The magnetic pole is a slow but steady wanderer, and geologists say it is moving from the Canadian Arctic towards Russia's Siberia at an annual rate of more than 55 kilometres.
This shift is caused by convection — a slow rotation of fluid rock and molten metal in the earth's outer core — and it is the liquid metal that generates our planet's huge magnetic field.
"It's the change in speed of the rotation of the different parts of the outer core, that means the movement of the magnetic north pole is not the same speed through time," Dr. Paul Byrne, an assistant professor at the North Carolina State University, told the CBS 17 TV station.
Knowing the location of the magnetic north pole is crucial to navigation systems containing magnetic compasses.

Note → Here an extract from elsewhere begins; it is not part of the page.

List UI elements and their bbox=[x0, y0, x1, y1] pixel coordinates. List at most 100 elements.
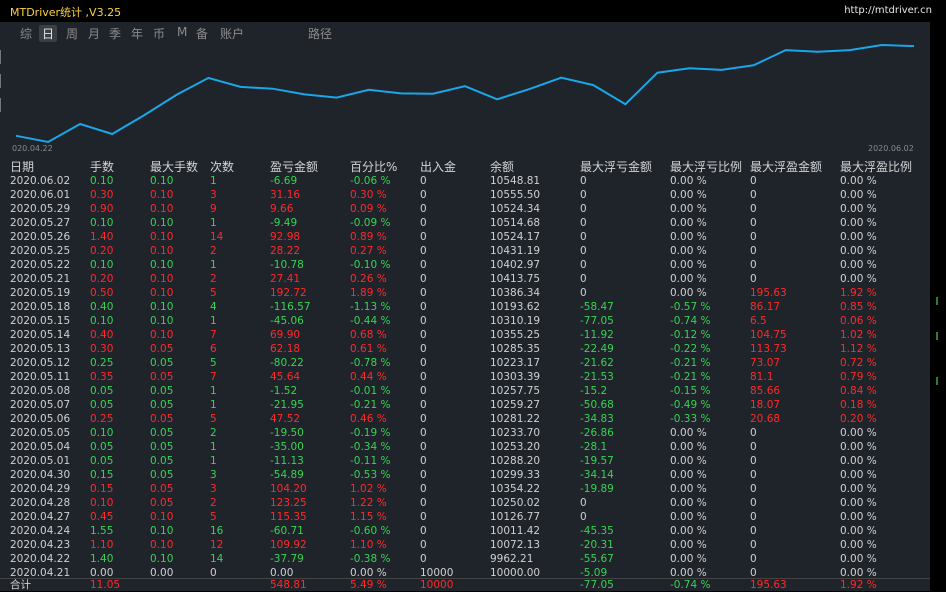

For this reason, scientists have developed the World Magnetic Model, a representation of the earth's magnetic field, which allows magnetic north to be precisely fixed.
An updated version of the model is released every five years. The next release was scheduled for late 2019, but recent shifts have prompted scientists to roll out the update earlier this month.
They reassure that the changes will be relatively minor for the average user and will mostly affect those living or trekking around the high Arctic. The update is also expected to come in handy to militaries, commercial airlines, search-and-rescue ships and aircraft, NASA, and other agencies and groups relying on precision navigation in the high north.
According to Dr. Byrne, "these maps are used for all kinds of things including navigation of aircraft, of military vehicles, for understanding where people are on Earth. Honestly, this doesn't make a huge difference to people who are not living very close to the pole. It really only effects folks who are really close to the magnetic north pole."
He adds that navigation apps "are going to take on more of this updated magnetic field map and as a result of that, users won't see any difference themselves using their phones, they're good."